In the meantime, Egyptian politicians, journalists, and activists trended a Twitter hashtag under the name: “I participated in the January revolution” in an attempt to counter the state’s severe actions. Later, a Facebook page that carries the same name was launched and has exceeded 5K likes in three days.

Political satire TV show host and popular activist Bassem Youssef incubated #RememberThem into #IParticipatedIn25thOfJanuaryRevolution to shed light on the jailed political activists, as he explained in a series of tweets:

I participated in January revolution hashtag: I wish we could use it in a different way by remembering those who were arrested unfairly because of the revolution that we are proud of regardless of the setbacks

Then he tweeted:

In the coming few days, I decided to use my personal account to publish the prisoners’ stories whether they are arrested with no charges or those who are missing due to enforced disappearance, or those accused of strange accusations. Our duty is to remember them all.

And in order to focus on these stories, we'd rather use the #RememberThem along with #IParticipatedIn25thOfJanuaryRevolution in order to center the light on them. Not only names but stories.

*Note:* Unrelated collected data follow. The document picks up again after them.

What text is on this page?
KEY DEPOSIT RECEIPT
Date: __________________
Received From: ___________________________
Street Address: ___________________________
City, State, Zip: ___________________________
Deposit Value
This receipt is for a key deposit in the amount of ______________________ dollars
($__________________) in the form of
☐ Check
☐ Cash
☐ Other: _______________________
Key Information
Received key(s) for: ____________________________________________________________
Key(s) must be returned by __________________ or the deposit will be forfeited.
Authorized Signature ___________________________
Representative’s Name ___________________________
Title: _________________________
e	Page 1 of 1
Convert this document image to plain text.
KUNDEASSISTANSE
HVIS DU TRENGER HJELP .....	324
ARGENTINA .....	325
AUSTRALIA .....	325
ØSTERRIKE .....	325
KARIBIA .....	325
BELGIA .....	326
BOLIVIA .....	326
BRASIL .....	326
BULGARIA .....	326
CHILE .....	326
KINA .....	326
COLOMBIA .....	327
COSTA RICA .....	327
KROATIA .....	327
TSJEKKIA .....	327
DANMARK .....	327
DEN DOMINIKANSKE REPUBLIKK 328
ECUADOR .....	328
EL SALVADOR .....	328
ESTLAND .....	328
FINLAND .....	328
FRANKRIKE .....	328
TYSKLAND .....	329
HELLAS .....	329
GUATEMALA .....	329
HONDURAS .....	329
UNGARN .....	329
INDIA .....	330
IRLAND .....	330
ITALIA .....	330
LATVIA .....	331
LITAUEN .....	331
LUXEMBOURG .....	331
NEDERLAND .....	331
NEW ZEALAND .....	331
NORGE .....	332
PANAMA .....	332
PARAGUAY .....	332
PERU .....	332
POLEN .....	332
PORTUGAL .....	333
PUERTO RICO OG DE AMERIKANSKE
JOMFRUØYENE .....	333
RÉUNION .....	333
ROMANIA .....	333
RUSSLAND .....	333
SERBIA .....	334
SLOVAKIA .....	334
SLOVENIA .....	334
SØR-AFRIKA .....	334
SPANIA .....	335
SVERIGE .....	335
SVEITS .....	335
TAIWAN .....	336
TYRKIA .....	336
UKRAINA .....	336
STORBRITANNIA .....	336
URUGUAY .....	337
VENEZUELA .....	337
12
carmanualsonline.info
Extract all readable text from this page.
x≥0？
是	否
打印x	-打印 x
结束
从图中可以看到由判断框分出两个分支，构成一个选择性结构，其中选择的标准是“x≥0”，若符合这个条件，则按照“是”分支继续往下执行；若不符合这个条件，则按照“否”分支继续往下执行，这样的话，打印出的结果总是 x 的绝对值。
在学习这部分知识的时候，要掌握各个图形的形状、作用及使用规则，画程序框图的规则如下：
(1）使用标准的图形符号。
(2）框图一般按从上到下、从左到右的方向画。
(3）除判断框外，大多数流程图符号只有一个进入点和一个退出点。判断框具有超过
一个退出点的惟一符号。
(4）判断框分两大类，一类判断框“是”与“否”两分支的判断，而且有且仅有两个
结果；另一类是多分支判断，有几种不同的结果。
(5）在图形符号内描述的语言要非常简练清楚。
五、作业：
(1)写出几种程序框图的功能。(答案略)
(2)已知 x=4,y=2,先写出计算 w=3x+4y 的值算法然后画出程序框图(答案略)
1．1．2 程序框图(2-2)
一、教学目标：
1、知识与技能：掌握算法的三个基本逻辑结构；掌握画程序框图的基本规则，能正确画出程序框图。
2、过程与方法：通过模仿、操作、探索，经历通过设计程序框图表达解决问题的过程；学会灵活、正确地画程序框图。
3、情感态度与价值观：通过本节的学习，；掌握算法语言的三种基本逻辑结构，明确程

Journalist Amro Ali used both hashtags in honoring the martyrs of the January revolution as he tweets:

He then described the Egyptian police actions as “insane”:

Infamous for opposing the current regime, 6 April movement posted a mourning song:

Greetings for the souls of the martyrs. They revolted for bread, freedom, justice, and dignity. So the regime killed them

Egyptian Radio announcer and writer Ahmad El Esseily tweeted:

I participated in the January revolution not for somebody, not for the poor, not even for Egypt, but for myself, and in order to be a part from the most honorable thing that has happened in Egypt

Activist Ghada Shahbender added:

I also participated in the January revolution and I'm proud because it overthrew a corrupt dictator who robbed the country and made people ignorant. I participated in the January revolution and I know no other revolutions

Journalist Ahmad Gamal said:

I participated in January revolution, and how great this “accusation” is!